We Now Return to Our Regularly Scheduled Schedule

When two Virgos meet, marry, and procreate you can pretty much guarantee that routines and schedules will be an integral part of familial happiness. You say "OCD," we say "organized." Even if those two Virgos have a little Taurus who wants to smash the schedule into shiny pieces that she can pick up and eat, the Virgos will hold their ground and remain calm; it's in their astrological makeup.

Dylan's schedule is pretty easy. She gets up early, naps everyday at 1:00, and goes to bed early. If one piece of that simple puzzle is messed with by, say, a chocolate fondue lunch or a sideways glance, then everyone suffers. Most days, we stay on track. Dylan's up by 6:00 whether we're hungover or not, drinks a glass of milk, pees, and watches Dora and Diego while we get ready.
Dora and Diego are slightly annoying children who live in jungles and rescue animals without being attacked and eaten by bigger, more aggressive animals. If Mogli, from "The Jungle Book," had a baby with a drill sergeant with a bad bowl haircut, the baby would be Dora. If Mogli then had an affair with a doe-eyed drag-queen, the baby would be Diego. Dylan doesn't seem to mind their constant high-pitched shouting, but I think I know why. There are no commercials during the shows, but one half-hour episode only lasts about twelve minutes (animal in peril, go through three obstacles, save animal), then the next eighteen minutes are devoted to commercials.
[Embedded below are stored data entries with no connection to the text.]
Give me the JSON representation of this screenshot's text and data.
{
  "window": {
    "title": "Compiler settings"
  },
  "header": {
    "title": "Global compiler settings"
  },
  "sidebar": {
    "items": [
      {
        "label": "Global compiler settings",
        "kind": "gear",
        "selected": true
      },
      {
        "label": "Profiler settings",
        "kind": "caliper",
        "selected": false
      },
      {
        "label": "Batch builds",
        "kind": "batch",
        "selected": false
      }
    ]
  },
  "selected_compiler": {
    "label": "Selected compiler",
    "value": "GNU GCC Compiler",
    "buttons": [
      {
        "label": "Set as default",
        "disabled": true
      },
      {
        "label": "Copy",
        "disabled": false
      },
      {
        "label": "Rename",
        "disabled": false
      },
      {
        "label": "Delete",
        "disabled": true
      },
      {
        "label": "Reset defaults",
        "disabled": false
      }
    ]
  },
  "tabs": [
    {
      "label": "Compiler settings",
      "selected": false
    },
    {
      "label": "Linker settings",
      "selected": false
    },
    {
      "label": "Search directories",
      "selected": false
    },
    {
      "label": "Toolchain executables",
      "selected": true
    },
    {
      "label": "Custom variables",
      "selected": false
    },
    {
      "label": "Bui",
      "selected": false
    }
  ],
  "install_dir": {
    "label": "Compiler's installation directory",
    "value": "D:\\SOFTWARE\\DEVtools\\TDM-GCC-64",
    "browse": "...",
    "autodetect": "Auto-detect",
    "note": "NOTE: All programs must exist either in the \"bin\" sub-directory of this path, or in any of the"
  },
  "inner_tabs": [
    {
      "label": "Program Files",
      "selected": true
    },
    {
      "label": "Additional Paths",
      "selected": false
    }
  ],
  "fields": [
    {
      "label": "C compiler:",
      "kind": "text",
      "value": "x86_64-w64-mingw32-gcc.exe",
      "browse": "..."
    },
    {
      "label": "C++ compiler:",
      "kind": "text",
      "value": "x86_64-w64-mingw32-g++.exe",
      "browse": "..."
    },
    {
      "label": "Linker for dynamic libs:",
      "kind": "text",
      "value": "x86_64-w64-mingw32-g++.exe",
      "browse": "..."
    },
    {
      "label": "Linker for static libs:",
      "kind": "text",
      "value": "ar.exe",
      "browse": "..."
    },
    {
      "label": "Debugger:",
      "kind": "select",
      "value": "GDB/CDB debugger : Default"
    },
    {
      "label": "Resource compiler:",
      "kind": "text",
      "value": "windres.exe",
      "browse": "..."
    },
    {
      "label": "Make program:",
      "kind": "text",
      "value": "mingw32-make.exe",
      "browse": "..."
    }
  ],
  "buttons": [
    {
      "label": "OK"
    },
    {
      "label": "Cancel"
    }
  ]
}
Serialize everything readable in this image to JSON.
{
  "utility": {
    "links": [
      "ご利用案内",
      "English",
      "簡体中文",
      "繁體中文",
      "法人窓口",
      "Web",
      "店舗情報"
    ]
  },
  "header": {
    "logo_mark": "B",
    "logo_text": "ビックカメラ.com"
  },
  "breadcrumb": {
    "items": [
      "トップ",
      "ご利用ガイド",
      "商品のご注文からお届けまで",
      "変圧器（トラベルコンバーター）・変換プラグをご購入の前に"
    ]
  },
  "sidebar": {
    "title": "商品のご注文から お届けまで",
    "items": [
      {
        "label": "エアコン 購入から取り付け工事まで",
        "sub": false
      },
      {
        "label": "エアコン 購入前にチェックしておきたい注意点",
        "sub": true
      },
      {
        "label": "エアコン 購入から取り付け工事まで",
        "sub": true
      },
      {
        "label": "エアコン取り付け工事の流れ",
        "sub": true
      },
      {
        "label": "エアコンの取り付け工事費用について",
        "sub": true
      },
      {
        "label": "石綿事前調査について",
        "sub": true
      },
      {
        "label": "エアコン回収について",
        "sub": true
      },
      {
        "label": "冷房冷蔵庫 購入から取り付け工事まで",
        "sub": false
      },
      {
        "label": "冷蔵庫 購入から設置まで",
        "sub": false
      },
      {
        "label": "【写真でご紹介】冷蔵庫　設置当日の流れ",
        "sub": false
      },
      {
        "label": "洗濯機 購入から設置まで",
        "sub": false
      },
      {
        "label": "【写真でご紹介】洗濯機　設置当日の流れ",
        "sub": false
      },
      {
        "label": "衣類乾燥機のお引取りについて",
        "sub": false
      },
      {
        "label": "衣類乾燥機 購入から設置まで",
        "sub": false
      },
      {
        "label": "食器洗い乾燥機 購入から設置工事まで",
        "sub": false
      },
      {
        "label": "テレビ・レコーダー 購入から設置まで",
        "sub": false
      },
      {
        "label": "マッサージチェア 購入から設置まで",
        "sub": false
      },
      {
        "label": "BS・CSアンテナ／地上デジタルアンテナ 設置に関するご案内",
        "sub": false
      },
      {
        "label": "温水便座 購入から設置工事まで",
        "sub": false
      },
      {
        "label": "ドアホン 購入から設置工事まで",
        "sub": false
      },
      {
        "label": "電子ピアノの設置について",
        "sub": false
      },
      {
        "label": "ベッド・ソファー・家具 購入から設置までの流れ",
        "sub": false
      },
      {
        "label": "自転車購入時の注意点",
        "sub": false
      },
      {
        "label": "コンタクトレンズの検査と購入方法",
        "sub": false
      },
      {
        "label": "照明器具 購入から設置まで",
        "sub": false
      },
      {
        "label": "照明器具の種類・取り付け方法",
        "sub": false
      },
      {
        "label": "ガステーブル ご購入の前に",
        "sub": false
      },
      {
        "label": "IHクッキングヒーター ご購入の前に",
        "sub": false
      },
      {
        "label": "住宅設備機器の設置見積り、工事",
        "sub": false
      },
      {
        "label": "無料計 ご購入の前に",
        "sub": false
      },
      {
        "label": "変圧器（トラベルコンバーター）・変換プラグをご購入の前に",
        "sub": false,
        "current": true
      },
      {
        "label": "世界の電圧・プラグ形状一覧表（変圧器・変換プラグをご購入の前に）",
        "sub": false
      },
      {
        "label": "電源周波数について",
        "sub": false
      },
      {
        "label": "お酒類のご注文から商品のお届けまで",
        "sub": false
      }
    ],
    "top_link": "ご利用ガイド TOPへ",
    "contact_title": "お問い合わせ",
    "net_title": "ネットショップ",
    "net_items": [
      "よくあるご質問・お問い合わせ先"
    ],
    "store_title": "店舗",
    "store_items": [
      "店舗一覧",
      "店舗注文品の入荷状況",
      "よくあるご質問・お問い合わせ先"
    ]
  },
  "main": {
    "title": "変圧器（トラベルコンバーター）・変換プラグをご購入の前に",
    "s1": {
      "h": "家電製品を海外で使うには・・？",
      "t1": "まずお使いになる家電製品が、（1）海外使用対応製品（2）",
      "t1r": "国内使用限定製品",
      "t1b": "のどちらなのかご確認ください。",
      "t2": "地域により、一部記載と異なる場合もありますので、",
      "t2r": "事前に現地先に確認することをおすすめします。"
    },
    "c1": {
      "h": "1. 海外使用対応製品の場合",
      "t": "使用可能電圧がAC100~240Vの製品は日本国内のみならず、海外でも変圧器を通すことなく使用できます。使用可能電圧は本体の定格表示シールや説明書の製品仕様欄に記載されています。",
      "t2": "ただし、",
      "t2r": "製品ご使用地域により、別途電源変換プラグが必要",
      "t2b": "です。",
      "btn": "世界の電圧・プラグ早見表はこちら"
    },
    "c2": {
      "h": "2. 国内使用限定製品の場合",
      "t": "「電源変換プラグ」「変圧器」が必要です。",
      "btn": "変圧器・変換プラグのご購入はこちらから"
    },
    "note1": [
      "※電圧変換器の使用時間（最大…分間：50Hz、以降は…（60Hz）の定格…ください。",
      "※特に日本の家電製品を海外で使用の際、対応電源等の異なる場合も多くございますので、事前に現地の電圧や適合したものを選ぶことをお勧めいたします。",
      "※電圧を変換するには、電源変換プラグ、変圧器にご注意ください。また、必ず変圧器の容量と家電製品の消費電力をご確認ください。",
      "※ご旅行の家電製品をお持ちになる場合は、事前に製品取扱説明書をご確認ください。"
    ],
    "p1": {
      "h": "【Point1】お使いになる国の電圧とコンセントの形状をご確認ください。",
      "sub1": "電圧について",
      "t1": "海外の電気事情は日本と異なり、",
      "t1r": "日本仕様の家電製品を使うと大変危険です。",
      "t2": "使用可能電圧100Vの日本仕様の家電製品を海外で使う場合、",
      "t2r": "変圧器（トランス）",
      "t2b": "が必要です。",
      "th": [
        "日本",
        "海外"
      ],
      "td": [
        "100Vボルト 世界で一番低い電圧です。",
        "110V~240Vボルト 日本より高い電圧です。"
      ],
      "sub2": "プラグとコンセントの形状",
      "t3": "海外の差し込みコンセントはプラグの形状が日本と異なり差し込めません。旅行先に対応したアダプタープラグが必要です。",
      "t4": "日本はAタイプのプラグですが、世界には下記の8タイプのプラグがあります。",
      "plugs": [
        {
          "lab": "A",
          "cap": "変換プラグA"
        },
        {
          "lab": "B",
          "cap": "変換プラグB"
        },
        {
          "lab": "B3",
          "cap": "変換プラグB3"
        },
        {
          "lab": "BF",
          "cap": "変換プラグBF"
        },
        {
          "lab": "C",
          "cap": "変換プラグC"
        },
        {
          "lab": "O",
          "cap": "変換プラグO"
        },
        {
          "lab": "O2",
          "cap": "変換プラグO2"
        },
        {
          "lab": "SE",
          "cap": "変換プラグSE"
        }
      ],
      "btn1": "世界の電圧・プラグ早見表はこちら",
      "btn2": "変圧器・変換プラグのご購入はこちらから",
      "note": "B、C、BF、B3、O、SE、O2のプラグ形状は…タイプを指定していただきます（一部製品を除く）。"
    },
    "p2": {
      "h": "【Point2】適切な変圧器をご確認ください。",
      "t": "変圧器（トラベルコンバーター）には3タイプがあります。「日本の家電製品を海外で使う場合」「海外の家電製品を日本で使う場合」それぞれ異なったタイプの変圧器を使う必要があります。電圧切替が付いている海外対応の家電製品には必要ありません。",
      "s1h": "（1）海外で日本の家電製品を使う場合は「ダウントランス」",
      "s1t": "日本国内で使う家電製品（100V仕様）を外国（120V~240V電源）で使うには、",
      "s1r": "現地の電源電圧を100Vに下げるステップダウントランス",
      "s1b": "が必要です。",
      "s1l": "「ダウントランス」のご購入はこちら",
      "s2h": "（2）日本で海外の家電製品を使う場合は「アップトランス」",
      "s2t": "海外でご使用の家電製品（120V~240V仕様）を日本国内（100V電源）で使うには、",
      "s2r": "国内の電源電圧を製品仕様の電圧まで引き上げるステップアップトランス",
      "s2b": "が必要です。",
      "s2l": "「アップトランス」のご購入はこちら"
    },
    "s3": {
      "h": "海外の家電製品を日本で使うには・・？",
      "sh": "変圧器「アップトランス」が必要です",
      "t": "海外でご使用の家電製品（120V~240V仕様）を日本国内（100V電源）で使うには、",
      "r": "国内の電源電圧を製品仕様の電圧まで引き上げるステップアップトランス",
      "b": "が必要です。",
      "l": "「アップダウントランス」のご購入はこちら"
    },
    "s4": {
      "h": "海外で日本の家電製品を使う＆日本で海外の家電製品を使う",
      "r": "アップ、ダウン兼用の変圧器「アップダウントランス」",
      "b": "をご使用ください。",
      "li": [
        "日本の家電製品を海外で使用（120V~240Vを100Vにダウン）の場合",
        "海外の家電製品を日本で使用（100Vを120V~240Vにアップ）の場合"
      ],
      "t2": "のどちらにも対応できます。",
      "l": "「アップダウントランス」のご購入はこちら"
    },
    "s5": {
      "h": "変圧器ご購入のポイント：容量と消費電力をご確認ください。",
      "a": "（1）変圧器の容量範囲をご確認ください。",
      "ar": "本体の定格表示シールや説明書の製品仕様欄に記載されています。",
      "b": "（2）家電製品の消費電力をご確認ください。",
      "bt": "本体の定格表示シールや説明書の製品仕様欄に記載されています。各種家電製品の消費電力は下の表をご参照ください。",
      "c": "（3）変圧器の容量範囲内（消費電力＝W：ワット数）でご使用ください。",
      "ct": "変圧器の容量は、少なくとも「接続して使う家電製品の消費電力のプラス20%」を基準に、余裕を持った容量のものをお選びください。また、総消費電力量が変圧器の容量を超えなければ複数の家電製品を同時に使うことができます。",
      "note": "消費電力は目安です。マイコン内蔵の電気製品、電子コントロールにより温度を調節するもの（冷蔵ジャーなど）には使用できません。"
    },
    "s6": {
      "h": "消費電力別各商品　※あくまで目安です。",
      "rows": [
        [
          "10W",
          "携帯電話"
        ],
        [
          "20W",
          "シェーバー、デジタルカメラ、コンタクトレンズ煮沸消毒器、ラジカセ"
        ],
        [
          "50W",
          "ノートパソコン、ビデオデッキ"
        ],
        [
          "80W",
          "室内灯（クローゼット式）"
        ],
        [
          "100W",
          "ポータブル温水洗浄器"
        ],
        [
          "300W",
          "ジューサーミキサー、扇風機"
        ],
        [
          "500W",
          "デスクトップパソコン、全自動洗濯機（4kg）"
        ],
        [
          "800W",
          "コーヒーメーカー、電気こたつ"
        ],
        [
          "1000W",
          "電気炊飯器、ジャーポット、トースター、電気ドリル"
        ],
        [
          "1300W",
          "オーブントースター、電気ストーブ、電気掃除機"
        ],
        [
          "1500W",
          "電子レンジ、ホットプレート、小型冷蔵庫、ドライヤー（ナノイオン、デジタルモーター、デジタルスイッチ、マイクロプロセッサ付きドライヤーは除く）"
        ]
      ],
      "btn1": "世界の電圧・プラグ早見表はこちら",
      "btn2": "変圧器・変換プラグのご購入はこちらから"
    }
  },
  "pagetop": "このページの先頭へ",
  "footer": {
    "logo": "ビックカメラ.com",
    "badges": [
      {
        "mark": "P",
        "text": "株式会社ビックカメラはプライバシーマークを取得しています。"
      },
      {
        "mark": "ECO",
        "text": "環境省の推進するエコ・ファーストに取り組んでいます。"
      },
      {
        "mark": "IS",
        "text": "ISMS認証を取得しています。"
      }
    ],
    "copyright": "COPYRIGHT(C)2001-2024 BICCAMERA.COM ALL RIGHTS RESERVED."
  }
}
And Dylan is infatuated. Damn the power of media.

Dylan sits, rapt, by commercials for toys and tampons (that's the early morning focus group). Regina and I hear, "I want that for my birthday," ten or fifteen times every morning. "What is it?" I'll ask, too sleepy or senile to guess what kind of product Nickelodeon is pushing. I'm not sure Dylan really knows either, but she makes some good guesses: baby? horsey? or, the honest, "I don't know."
Last week she told me she wanted a baby that pooped and peed. Trust me, you don't, I told her. "For my birthday," she pleaded. "First," I told her, "you already have a baby that does that. His name is Grady. Second, Mommy and Daddy aren't making you another one, so enjoy the one you got."

Grady's routine is a little more simple. It involves power-eating and food-coma naps. All the regularly-scheduled eating is really bulking him up. He's already eating a little cereal and his thighs are starting to look like an offensive lineman's. His belly looks like a college freshman's and he even has, what I proudly call, "side-belly." He was rolling over at four-weeks old, but I don't think he can do that anymore, although Regina swears he can. He eats, craps, naps, and grins, all on schedule.

I have to give all the credit to Regina. I'm not sure, okay, I'm positive, I wouldn't have been able to do such an amazing job with getting the kids organized and on a routine that we all can be happy with. I worry (Virgos are worriers too!) about the day that Regina decides she needs a vacation with "just the girls." I can imagine her face when she comes back and sees that the house resembles the suite in the movie "The Hangover," Grady has a bowl of dry cereal on his lap, and Dylan and I are parked in front of the TV, trying to see who can say, "I want that for my birthday," first.